Dos Sigur Rós a todo o jazz
Passemos a Fevereiro, com fama de mês de todas as calamidades. Esperemos que não, apesar de ser o escolhido para a visita a Portugal da seita ideológica/religiosa/musical que dá pelo nome de Current 93, filhos de Aleister Crowley, o mago negro, e projeto liderado há cerca de 20 anos por David Tibet. A música dos Current 93 já passou pelo industrial e por uma imitação de folk, consoante as alucinações pessoais do seu líder. Trazem como convidado alguém muito especial, alguém que Laurie Anderson e Diamanda Galas consideram o "crooner" perfeito – o nova-iorquino Antony Johnson. Rituais marcados para 7 e 8 no Teatro Ibérico, em Lisboa.

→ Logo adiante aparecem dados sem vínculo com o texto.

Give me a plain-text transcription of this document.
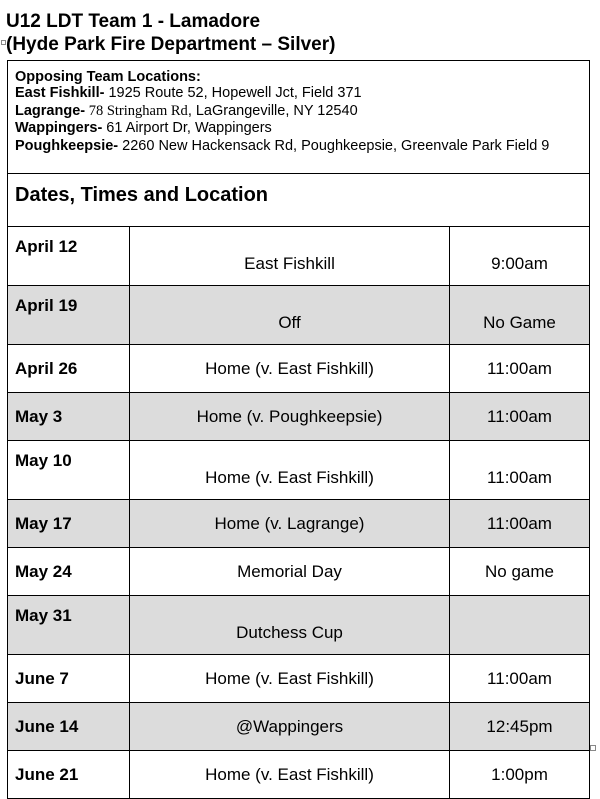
U12 LDT Team 1 - Lamadore
(Hyde Park Fire Department – Silver)
Opposing Team Locations:
East Fishkill- 1925 Route 52, Hopewell Jct, Field 371
Lagrange- 78 Stringham Rd, LaGrangeville, NY 12540
Wappingers- 61 Airport Dr, Wappingers
Poughkeepsie- 2260 New Hackensack Rd, Poughkeepsie, Greenvale Park Field 9		

Dates, Times and Location		

April 12	East Fishkill	9:00am
April 19	Off	No Game
April 26	Home (v. East Fishkill)	11:00am
May 3	Home (v. Poughkeepsie)	11:00am
May 10	Home (v. East Fishkill)	11:00am
May 17	Home (v. Lagrange)	11:00am
May 24	Memorial Day	No game
May 31	Dutchess Cup	
June 7	Home (v. East Fishkill)	11:00am
June 14	@Wappingers	12:45pm
June 21	Home (v. East Fishkill)	1:00pm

            Nem de propósito, Fevereiro foi igualmente o mês escolhido por outro grupo islandês, os Sigur Rós, para o seu regresso a Portugal. A Islândia será provavelmente a região do globo com mais bruxas por metro quadrado. Quanto aos Sigur Rós, foi num ápice que passaram do experimentalismo de "Von" para o ambientalismo paisagístico de "Agaetys Byrjun" e deste para o novo "( )", cuja música tenta fazer jus ao título. Datas marcadas: 28 de Fevereiro e 1 de Março, respetivamente nos Coliseus do Porto e Lisboa.

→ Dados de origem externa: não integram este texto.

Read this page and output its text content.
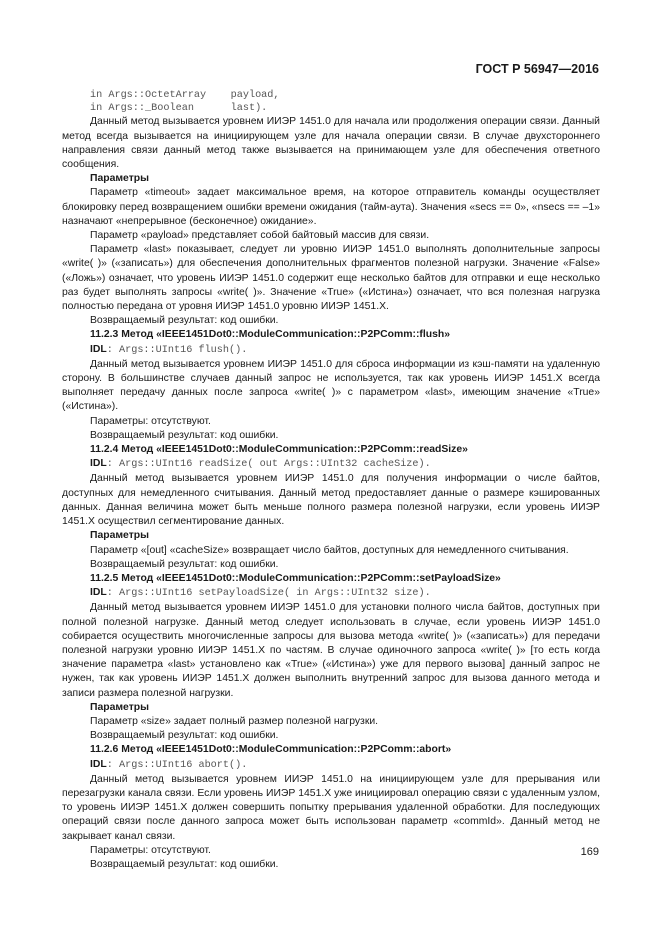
ГОСТ Р 56947—2016
in Args::OctetArray    payload,
in Args::_Boolean      last).

Данный метод вызывается уровнем ИИЭР 1451.0 для начала или продолжения операции связи. Данный метод всегда вызывается на инициирующем узле для начала операции связи. В случае двухстороннего направления связи данный метод также вызывается на принимающем узле для обеспечения ответного сообщения.

Параметры

Параметр «timeout» задает максимальное время, на которое отправитель команды осуществляет блокировку перед возвращением ошибки времени ожидания (тайм-аута). Значения «secs == 0», «nsecs == –1» назначают «непрерывное (бесконечное) ожидание».

Параметр «payload» представляет собой байтовый массив для связи.

Параметр «last» показывает, следует ли уровню ИИЭР 1451.0 выполнять дополнительные запросы «write( )» («записать») для обеспечения дополнительных фрагментов полезной нагрузки. Значение «False» («Ложь») означает, что уровень ИИЭР 1451.0 содержит еще несколько байтов для отправки и еще несколько раз будет выполнять запросы «write( )». Значение «True» («Истина») означает, что вся полезная нагрузка полностью передана от уровня ИИЭР 1451.0 уровню ИИЭР 1451.X.

Возвращаемый результат: код ошибки.

11.2.3 Метод «IEEE1451Dot0::ModuleCommunication::P2PComm::flush»

IDL: Args::UInt16 flush().

Данный метод вызывается уровнем ИИЭР 1451.0 для сброса информации из кэш-памяти на удаленную сторону. В большинстве случаев данный запрос не используется, так как уровень ИИЭР 1451.X всегда выполняет передачу данных после запроса «write( )» с параметром «last», имеющим значение «True» («Истина»).

Параметры: отсутствуют.

Возвращаемый результат: код ошибки.

11.2.4 Метод «IEEE1451Dot0::ModuleCommunication::P2PComm::readSize»

IDL: Args::UInt16 readSize( out Args::UInt32 cacheSize).

Данный метод вызывается уровнем ИИЭР 1451.0 для получения информации о числе байтов, доступных для немедленного считывания. Данный метод предоставляет данные о размере кэшированных данных. Данная величина может быть меньше полного размера полезной нагрузки, если уровень ИИЭР 1451.X осуществил сегментирование данных.

Параметры

Параметр «[out] «cacheSize» возвращает число байтов, доступных для немедленного считывания.

Возвращаемый результат: код ошибки.

11.2.5 Метод «IEEE1451Dot0::ModuleCommunication::P2PComm::setPayloadSize»

IDL: Args::UInt16 setPayloadSize( in Args::UInt32 size).

Данный метод вызывается уровнем ИИЭР 1451.0 для установки полного числа байтов, доступных при полной полезной нагрузке. Данный метод следует использовать в случае, если уровень ИИЭР 1451.0 собирается осуществить многочисленные запросы для вызова метода «write( )» («записать») для передачи полезной нагрузки уровню ИИЭР 1451.X по частям. В случае одиночного запроса «write( )» [то есть когда значение параметра «last» установлено как «True» («Истина») уже для первого вызова] данный запрос не нужен, так как уровень ИИЭР 1451.X должен выполнить внутренний запрос для вызова данного метода и записи размера полезной нагрузки.

Параметры

Параметр «size» задает полный размер полезной нагрузки.

Возвращаемый результат: код ошибки.

11.2.6 Метод «IEEE1451Dot0::ModuleCommunication::P2PComm::abort»

IDL: Args::UInt16 abort().

Данный метод вызывается уровнем ИИЭР 1451.0 на инициирующем узле для прерывания или перезагрузки канала связи. Если уровень ИИЭР 1451.X уже инициировал операцию связи с удаленным узлом, то уровень ИИЭР 1451.X должен совершить попытку прерывания удаленной обработки. Для последующих операций связи после данного запроса может быть использован параметр «commId». Данный метод не закрывает канал связи.

Параметры: отсутствуют.

Возвращаемый результат: код ошибки.

169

            Menos sinistro (opinião obviamente discutível), o canadiano de 43 anos Bryan Adams, autor de êxitos como "Run to you" e ilustre representante, nos anos 80, do chamado "rock sentimentalão", atua a 24 no Coliseu do Porto e a 25 no Pavilhão Atlântico, em Lisboa. Os Zwan, projeto novo de Billy Corgan, ex-Smashing Pumpkins, tocam no Coliseu de Lisboa, no dia 22. O mês de Fevereiro começará aliás com a figura solar de Ney Matogrosso, que regressará aos Coliseus do Porto (dia 3) e Lisboa (dia 5) para fazer a apresentação do álbum "Ney Matogrosso interpreta Cartola", preenchido com sambas do compositor Cartola.
            Entretanto, o jazz contemporâneo continuará a marcar pontos. Com o "Jazz ao Centro" a trazer o DKV Trio, formado por três notáveis da cena de Chicago: Ken Vandermark (saxofones), Kent Kessler (baixo) e Hamid Drake (bateria).

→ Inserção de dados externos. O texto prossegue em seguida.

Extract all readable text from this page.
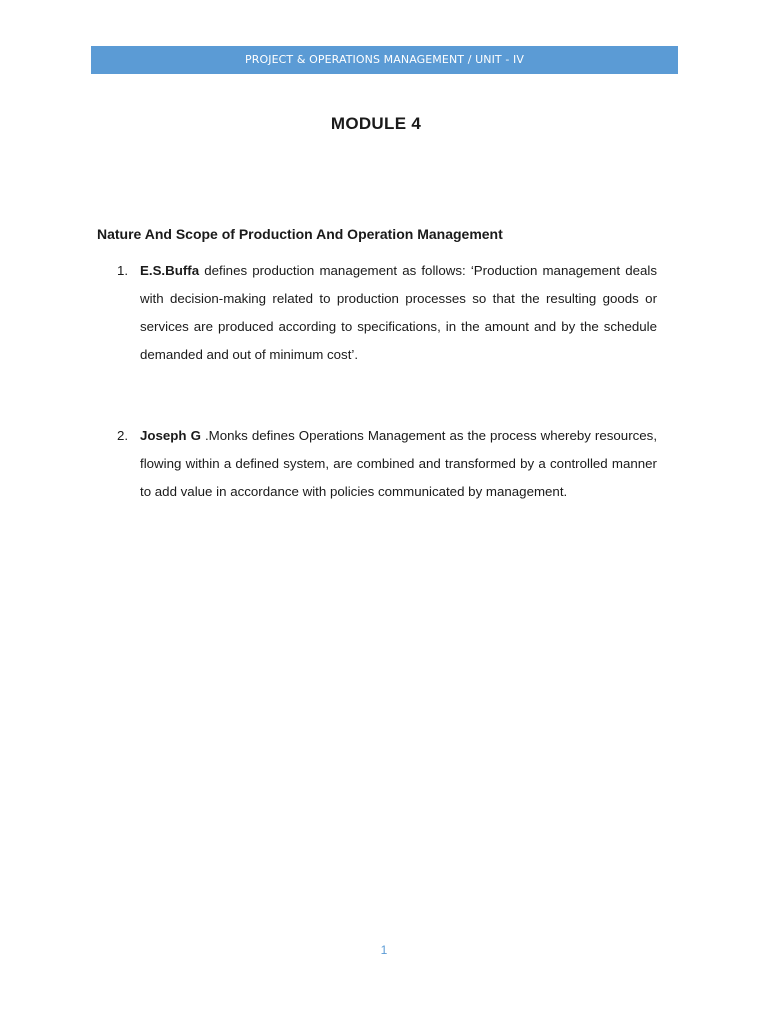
PROJECT & OPERATIONS MANAGEMENT / UNIT - IV
MODULE 4
Nature And Scope of Production And Operation Management
1. E.S.Buffa defines production management as follows: ‘Production management deals with decision-making related to production processes so that the resulting goods or services are produced according to specifications, in the amount and by the schedule demanded and out of minimum cost’.
2. Joseph G .Monks defines Operations Management as the process whereby resources, flowing within a defined system, are combined and transformed by a controlled manner to add value in accordance with policies communicated by management.
1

            Março não tem que saber. Vai ser o mês do "hard rock", "heavy metal" e sonoridades afins. Os Satyricon tocam dia 6 no Hard Club e, no dia seguinte, no Paradise Garage. Os Paradise Lost, mais eletrónicos, trocam a ordem das salas - dia 17 no Paradise, dia 18 no Hard. A 23 chega o "black metal" dos Cradle of Filth, no Paradise.
            Absolutamente imperdível será o concerto do "Jazz ao Centro", protagonizado pelo quarteto do saxofonista David S. Ware, com Matthew Ship (piano), William Parker (contrabaixo) e Guillermo E. Brown (bateria). Ware é um coltraniano no ascetismo e um ayleriano no ardor das labaredas e na intensidade do grito. A sua obra "Godspellized" (1996) é prima. Sangue e luz. Experiência arrasadora. Ao vivo também será assim.
            Em Abril haverá blues. Ligeiramente loucos. Por Bob Log III. Performance marcada para dia 24, no Le Son, em Coimbra. E "Jazz ao Centro", claro, com o quinteto de Jemeel Moondoc, saxofonista alto situado estilisticamente entre Ornette Coleman e Marion Brown. Os alemães Guano Apes farão a apresentação do novo álbum, ainda sem título, nos Coliseus de Lisboa (dia 16) e Porto (dia 17).
            Maio receberá Joe Jackson, o "new waver" que se converteu ao jazz que se converteu à música de câmara (dia 15 no Coliseu do Porto, 16 na Aula Magna, em Lisboa), e os Massive Attack, a 21 e 22 no Coliseu dos Recreios em Lisboa, na apresentação do novo álbum "100th Window".
            Lou Reed também se espera que esteja cá no dia 21. Não se sabe ainda é em que sala. No "Jazz ao Centro", outro concerto de arrancar os cabelos, pelo trio do tenorista e pianista Charles Gayle, um dos proscritos do jazz a quem a história, alguma história, fez por fim justiça. O seu "free" é mais que livre. Com Coltrane, uma vez mais, no horizonte, em "Touchin' on Trane" (1991).
            E pronto, poderá dizer-se que, em matéria de concertos em Portugal para os próximos meses, os haverá para todos os gostos. Com fortes aplausos para o jazz.